Among those pulling back, agents say, are first-home buyers.
It was no better earlier in the year, as tighter finance, labour shortages, supply chain headaches and already rising interest rates combined to peg first-home buyer purchases in the March quarter to their lowest percentage of overall sales since 2014, according to CoreLogic NZ data.
But not all were out.
As our littlest folk hunted hidden Easter goodies a few weeks later, Aucklander Kayla and her husband had their hands on a reward more enduring.
After more than 18 months of weekends lost to open homes and stress levels spiked by out-of-reach auctions and failed offers, they were considering moving to Christchurch or Australia, Kayla says.
But on the eve of the Easter long weekend, they made a pre-auction offer on a 120sq m, two-storey home with four bedrooms, two bathrooms and a basement in the beach suburb of Manly.
With a final bid of $1.05m at the accelerated auction, a patch of prized North Auckland land big enough for a trampoline, a deck and a spa pool, and the 1970s-era house that sat on it, was theirs.
Nine months on, home ownership still feels pretty good, Kayla says.
“My husband is so happy. He got to a point where he just didn’t think it was gonna happen for us.
“When we started … we were looking at houses for $750,000. By the time we bought, we were up to a million dollars.”
When the home is yours, life feels different, and that goes beyond the gate, Kayla says.
Trips to the beach with the kids, aged 3, 6 and 10, always include time picking up rubbish.
“This is our home. I feel more part of the community.”
Even starting the long journey to owning their home outright brought joy, and relief as they realised the decision to lock in three years of interest rates at 4.99 per cent had been wise.
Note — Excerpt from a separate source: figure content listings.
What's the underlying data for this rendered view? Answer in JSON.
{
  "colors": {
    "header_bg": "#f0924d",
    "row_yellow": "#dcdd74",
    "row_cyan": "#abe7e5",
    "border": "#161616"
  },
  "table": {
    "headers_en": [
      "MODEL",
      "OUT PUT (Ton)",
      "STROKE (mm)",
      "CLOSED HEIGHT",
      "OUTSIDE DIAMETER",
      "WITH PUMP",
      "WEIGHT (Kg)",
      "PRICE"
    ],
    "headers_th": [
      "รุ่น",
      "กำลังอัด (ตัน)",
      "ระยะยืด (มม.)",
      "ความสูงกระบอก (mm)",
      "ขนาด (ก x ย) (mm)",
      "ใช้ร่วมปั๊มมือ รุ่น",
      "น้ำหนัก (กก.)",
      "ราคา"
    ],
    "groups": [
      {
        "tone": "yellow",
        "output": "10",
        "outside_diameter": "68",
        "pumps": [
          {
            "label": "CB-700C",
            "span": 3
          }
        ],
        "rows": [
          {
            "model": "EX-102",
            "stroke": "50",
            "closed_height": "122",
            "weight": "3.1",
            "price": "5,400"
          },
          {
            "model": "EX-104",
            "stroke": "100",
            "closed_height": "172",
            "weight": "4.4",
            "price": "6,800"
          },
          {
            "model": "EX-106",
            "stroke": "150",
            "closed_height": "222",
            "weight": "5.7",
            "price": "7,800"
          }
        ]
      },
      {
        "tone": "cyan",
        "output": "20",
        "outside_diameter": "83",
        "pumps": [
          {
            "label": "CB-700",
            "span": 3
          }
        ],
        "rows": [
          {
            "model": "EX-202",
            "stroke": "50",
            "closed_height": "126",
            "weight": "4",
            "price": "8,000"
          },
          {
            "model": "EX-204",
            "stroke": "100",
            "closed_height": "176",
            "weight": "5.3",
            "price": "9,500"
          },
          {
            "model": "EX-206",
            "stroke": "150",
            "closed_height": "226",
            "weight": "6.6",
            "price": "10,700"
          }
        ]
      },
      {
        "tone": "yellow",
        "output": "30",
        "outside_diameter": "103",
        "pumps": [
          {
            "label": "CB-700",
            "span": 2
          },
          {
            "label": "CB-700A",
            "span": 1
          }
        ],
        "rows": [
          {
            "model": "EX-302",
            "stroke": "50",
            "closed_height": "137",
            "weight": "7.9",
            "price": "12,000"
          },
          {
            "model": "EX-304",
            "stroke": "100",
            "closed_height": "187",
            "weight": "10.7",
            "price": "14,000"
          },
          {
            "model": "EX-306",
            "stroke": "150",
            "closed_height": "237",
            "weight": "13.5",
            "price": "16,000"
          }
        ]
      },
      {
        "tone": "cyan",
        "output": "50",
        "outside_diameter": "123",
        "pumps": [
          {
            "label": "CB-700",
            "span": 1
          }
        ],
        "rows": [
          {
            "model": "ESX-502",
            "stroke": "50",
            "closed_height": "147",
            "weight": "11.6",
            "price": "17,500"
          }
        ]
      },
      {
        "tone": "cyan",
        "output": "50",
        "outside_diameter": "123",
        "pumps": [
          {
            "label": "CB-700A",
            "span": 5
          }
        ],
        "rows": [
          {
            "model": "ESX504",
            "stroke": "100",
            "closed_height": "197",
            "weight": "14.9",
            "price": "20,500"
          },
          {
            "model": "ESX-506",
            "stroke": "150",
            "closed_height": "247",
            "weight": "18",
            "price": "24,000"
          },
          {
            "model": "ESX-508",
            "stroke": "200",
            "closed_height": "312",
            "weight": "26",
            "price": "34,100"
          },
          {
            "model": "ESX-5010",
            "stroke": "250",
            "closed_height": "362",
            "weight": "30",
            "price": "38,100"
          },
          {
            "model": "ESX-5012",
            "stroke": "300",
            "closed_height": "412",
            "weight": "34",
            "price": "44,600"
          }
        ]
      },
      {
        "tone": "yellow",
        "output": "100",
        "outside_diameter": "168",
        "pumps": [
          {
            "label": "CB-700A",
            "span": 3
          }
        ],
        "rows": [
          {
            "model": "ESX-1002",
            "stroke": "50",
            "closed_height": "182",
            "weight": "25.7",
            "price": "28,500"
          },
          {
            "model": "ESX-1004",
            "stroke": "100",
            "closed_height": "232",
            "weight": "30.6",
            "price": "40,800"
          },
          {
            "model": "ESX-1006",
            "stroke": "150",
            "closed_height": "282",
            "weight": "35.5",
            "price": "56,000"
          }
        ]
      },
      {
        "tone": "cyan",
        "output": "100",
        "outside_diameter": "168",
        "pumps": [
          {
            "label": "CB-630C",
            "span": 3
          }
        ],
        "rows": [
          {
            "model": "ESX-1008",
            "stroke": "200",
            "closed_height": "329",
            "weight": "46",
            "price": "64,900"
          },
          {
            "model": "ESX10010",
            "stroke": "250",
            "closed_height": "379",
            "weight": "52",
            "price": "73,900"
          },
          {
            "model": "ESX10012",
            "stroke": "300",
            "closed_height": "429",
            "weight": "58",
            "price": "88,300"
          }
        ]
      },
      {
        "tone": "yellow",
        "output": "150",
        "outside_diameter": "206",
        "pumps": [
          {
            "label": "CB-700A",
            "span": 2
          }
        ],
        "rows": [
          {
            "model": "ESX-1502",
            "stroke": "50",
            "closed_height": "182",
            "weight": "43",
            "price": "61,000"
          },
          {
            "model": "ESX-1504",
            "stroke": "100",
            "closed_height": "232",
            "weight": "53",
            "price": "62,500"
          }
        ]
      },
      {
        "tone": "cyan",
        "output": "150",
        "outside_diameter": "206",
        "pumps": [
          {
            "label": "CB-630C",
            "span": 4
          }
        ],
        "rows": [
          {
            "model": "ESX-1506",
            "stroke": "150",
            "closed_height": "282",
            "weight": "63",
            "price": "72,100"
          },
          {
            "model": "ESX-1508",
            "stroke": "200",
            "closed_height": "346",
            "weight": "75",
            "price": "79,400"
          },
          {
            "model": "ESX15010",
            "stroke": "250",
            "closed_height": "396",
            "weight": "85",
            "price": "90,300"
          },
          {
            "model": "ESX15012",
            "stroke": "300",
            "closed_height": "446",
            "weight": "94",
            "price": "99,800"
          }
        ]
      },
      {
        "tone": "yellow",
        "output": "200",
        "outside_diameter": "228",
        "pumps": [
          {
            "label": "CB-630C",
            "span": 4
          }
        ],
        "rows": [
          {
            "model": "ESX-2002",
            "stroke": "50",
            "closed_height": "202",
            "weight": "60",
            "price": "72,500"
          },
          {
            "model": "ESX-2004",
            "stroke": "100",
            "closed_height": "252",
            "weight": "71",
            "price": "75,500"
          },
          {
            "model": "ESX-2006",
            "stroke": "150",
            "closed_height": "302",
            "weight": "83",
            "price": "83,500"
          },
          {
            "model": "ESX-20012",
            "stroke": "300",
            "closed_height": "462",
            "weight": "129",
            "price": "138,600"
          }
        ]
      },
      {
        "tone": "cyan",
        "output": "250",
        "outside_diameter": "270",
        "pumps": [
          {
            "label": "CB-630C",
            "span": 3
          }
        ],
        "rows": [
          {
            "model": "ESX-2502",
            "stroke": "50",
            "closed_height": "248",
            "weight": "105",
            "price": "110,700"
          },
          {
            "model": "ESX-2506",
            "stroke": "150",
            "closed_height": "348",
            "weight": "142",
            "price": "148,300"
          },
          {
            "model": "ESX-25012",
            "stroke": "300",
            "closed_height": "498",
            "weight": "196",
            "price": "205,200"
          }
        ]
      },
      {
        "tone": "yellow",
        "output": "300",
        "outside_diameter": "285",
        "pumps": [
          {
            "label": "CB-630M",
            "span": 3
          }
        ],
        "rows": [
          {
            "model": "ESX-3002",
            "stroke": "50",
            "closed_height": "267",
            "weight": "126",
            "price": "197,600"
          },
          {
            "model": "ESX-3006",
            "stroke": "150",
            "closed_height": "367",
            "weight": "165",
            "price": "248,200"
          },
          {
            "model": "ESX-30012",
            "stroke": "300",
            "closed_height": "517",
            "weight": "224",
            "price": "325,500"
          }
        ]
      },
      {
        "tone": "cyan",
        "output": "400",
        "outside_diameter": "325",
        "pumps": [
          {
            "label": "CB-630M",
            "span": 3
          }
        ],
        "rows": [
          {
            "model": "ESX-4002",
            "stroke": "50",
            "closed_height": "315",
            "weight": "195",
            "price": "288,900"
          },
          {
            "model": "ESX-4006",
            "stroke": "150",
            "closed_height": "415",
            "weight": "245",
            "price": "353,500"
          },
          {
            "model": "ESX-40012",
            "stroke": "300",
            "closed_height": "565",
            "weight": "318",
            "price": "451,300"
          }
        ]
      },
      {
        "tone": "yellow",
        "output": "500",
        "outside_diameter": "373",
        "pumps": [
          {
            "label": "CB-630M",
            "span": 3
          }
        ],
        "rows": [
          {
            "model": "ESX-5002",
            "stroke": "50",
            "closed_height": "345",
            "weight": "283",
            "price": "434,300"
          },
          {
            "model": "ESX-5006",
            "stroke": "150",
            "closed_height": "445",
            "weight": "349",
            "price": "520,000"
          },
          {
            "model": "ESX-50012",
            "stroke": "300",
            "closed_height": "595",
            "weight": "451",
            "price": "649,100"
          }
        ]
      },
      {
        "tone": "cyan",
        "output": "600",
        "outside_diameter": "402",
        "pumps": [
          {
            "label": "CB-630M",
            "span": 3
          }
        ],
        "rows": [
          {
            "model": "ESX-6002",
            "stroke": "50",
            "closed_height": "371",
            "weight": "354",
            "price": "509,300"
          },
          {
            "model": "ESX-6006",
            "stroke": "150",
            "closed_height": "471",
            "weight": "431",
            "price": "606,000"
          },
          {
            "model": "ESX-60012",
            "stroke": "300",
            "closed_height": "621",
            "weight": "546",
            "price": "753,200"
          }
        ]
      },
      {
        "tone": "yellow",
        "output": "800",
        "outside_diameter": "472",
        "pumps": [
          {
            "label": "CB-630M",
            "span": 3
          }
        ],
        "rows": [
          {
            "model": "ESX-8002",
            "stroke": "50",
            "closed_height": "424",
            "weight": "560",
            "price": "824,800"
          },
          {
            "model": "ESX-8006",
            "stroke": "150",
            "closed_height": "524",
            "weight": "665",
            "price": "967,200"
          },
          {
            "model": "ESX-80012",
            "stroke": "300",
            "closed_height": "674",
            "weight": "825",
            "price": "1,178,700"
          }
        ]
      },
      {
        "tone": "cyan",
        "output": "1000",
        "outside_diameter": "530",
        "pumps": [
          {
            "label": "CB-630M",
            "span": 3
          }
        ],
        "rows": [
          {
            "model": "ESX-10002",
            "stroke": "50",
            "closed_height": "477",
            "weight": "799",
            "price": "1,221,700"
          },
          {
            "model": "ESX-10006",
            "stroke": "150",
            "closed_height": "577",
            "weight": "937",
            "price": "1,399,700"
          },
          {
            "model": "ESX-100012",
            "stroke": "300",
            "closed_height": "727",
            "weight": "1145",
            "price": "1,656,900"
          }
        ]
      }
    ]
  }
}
“I was excited about paying the mortgage, which sounds stupid when it’s over $2000 a fortnight, but it was that sense of accomplishment.”
The household income servicing their more than $800,000 mortgage has also, helpfully, risen from $180,000 to $260,000 last year.
The over-used adjective “blessed” is both corny and appropriate, Kayla says.
“I don’t like saying it, but to a certain point I do feel like it all was meant to happen, and all the turmoil and suffering and everything else we went through – the utter despair – is all gone, and it was all worth it.”